Mind you, Abraham and Isaac were worse than Peter in some ways. In Peter’s case, he was confronted with a series of quickly moving events which, in his overconfidence, he had totally neglected to anticipate. That was a failure of prayer and preparation. He failed to steel himself. On the other hand, Abraham and Isaac chose to go to Egypt and Gerar, and had plenty of time to reflect how they might handle things on the way. In the one case, the text plainly tells us that “when he was about to enter Egypt” — long before any real threat arose — Abraham effectively planned his own failure of courage.

That happens too. The takeaway: if the situation you are going into is setting you up for failure, think twice about whether you should be there at all.

Free and Lavish

Either way, what do you do when your courage has failed so miserably and comprehensively that you wonder if you can ever be restored? I can only thank the Lord for a forgiveness so free and lavish that it may be extended seven times a day to the same person, and in all likelihood for the same sort of offense.

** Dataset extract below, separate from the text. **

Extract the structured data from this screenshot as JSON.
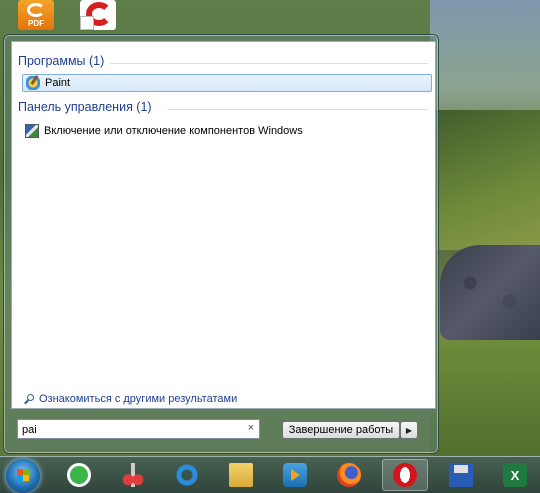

I have yet to have that happen to me — needing forgiveness from the same person seven times in a day, or feeling the need to demand it — even once. Have you?

And actually, that is only what the Lord expects of us, knowing our frailties, our unreasonable capacity to bear grudges, and general moral ineptitude. We have good reason to imagine the Father’s forgiveness is orders of magnitude more extravagant than this.

Which is a good thing. We all need free, full and readily-available forgiveness. And when we recognize how much we need it, it makes it a whole lot easier to extend it.